KATHMANDU, Sept 18 (Reuters) Nepal's Maoist former rebels quit the interim government after they failed to reach a deal with the prime minister to abolish the Himalayan monarchy ahead of a national vote over the question.
The move is a setback to last year's peace deal in which the rebels ended a decade-old insurgency and agreed on elections for a special assembly to decide the fate of the monarchy.
''We have submitted our resignations to the prime minister,'' Maoist cabinet minister Dev Gurung told Reuters after talks with Prime Minister Girija Prasad Koirala and the other main political parties. ''Because the talks were not successful.'' The government's Peace and Reconstruction Minister Ram Chandra Poudel confirmed the Maoists had resigned.
The Maoists have been insisting the nation must be declared a republic ahead of the November 22 vote, saying King Gyanendra and his supporters were trying to sabotage the election.
Now they say they will launch street protests to ensure the election is held on time but will keep to the ceasefire.
The former guerrillas have called a rally in the hill-ringed capital later today when they are expected to announce their campaign.
Some analysts said the Maoists, who entered mainstream politics only last year, were nervous about how well they would do in the polls, and could be trying to distance themselves from the government.

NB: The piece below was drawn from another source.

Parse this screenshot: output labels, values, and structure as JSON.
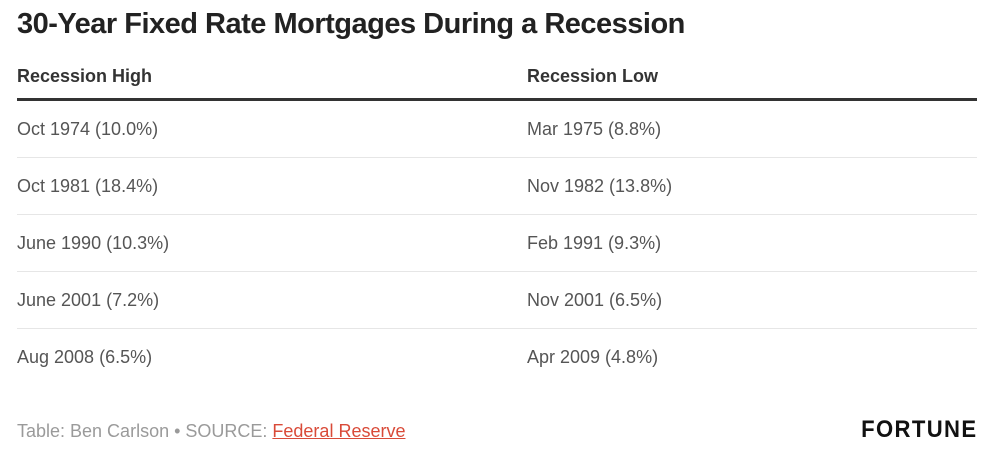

There has also been speculation that the Maoists were seeking a pre-election deal with other parties to guarantee them some assembly seats uncontested.
Whatever the reason for their decision, the news appeared to complicate the peace process.
''The peace process will not be as smooth as it was before but it does not mean that Nepal will return to the same level of violence as witnessed during the insurgency,'' said Lok Raj Baral, chief of the Nepal Centre for Strategic Studies.
The new government has already stripped the monarch of almost all his powers, including his control over the army.
The Maoist conflict that began in 1996 killed around 13,000 people and hit the aid- and tourism-dependent economy of Nepal, one of the world's poorest nations.